I am convinced that the likelihood of escape and the accessory risk of escape are greater in the local and interim places of incarceration which must hold for a brief time felons under executory sentences. There is no logic in imposing a more onerous penalty for escape upon one of these individuals after he has been placed in a maximum security-risk institution for the duration of his sentence
The Legislature has recognized through the predecessors to these acts that convicted felons whose sentences have become executory should be categorized differently from prisoners awaiting trial, prisoners convicted of misdemeanors or minor felonies, prisoners who still seek legal remedies in the trial court or by appeal.
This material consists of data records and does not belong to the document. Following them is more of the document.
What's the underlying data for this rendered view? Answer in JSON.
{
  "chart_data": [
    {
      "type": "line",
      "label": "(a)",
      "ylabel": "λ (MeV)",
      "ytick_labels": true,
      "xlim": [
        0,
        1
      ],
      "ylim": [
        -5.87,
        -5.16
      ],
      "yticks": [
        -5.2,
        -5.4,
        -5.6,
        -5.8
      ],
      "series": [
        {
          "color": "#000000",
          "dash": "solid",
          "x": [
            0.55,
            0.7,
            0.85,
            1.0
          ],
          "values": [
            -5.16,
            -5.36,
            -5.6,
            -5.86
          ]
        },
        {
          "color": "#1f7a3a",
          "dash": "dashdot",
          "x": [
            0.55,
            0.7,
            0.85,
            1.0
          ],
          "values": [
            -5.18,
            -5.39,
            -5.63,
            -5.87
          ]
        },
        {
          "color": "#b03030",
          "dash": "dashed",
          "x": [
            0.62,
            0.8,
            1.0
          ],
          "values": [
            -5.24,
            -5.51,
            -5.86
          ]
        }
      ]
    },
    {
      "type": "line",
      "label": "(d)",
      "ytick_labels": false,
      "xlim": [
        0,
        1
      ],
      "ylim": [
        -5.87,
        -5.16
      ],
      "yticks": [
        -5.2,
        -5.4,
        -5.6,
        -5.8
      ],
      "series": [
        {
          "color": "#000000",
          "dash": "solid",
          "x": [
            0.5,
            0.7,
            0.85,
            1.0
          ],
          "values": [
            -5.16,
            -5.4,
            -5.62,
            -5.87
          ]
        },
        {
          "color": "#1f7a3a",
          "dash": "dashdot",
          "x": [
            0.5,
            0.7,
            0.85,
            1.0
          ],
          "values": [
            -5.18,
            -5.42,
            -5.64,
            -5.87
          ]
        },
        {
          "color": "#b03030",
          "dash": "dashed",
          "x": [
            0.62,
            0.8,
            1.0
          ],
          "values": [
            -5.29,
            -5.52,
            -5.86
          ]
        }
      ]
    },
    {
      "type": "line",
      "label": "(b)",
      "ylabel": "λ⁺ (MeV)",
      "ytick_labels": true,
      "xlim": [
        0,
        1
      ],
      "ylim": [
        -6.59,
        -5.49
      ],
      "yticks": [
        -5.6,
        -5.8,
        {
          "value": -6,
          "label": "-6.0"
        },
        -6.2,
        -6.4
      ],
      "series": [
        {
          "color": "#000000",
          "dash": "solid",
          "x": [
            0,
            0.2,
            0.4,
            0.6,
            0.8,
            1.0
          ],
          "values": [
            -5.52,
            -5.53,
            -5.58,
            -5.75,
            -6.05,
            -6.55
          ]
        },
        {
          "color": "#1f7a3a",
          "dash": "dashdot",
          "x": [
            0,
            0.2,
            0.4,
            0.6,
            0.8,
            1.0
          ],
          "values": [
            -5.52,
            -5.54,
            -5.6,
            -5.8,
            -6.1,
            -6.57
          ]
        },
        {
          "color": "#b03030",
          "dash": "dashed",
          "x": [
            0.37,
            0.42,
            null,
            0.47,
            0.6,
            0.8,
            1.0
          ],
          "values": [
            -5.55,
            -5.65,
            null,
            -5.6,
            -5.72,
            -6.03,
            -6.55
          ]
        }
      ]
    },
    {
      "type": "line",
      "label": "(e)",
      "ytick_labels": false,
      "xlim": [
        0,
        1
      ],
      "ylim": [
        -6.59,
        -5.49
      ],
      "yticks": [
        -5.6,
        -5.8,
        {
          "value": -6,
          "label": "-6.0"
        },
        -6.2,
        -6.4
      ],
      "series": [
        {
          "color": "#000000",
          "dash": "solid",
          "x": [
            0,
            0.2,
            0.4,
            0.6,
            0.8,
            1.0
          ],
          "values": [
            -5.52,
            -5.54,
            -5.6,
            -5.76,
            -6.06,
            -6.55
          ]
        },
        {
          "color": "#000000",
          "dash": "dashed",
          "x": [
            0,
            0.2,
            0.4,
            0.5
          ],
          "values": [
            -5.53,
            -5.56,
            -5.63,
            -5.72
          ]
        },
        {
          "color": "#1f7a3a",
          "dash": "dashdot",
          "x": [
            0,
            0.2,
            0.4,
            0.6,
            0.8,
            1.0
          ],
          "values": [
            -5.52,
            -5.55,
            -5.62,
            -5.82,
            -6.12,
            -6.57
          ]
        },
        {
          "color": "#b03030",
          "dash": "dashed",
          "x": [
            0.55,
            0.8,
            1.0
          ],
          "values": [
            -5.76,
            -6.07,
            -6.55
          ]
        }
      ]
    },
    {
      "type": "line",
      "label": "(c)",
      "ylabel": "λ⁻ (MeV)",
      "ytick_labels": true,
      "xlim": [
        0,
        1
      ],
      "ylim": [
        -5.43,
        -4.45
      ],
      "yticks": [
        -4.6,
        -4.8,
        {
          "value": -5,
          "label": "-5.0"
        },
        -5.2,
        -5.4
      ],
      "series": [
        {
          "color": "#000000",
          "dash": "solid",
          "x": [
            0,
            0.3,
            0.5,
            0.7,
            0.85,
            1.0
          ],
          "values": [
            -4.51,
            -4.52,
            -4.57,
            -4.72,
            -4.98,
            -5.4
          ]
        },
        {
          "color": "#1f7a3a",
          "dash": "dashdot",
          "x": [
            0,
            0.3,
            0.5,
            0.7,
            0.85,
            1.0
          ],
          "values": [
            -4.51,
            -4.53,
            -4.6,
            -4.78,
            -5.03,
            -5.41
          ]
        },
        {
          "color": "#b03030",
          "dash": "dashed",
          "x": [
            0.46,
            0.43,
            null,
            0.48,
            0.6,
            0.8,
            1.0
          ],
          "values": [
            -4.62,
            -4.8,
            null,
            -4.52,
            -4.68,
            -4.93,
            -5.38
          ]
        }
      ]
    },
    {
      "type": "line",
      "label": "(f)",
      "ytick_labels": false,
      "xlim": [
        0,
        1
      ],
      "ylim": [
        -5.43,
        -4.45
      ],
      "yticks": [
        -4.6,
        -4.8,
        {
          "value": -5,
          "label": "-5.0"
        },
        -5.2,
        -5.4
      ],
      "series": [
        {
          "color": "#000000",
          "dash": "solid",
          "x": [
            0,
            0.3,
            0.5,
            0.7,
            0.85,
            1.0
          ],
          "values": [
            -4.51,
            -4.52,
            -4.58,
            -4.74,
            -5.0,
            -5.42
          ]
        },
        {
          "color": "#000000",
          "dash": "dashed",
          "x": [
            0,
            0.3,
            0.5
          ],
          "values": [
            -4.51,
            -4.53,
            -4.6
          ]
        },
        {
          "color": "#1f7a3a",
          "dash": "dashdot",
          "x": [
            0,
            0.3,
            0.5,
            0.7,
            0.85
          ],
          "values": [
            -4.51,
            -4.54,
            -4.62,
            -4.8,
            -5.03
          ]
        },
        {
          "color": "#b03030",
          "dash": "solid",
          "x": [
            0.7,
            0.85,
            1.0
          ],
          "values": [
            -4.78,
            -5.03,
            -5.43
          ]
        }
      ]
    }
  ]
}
But apparently, according to the State a lobby secured the Legislature’s approval of a separate classification for prisoners at Angola, and the majority has approved that classification. Yet, as so often happens in the legislative process, the wording of the statute actually encompasses a broader classification. Under either theory of classification the statute is unreasonable, arbitrary, and capricious in classification, and is violative of the equal protection clause of the Constitution.
I respectfully dissent.

 The statute is also overinclusive if the majority’s rationale is accepted that its purpose is to protect residents outside the Angola prison, for escape includes within its legal definition many acts which do not require the actual departure from the outer confines of the prison. The imposition of unusually heavy penalties upon those who are legally classified as escapees but who do not threaten the outside environs does not further the purpose of affording protection to the neighboring residents.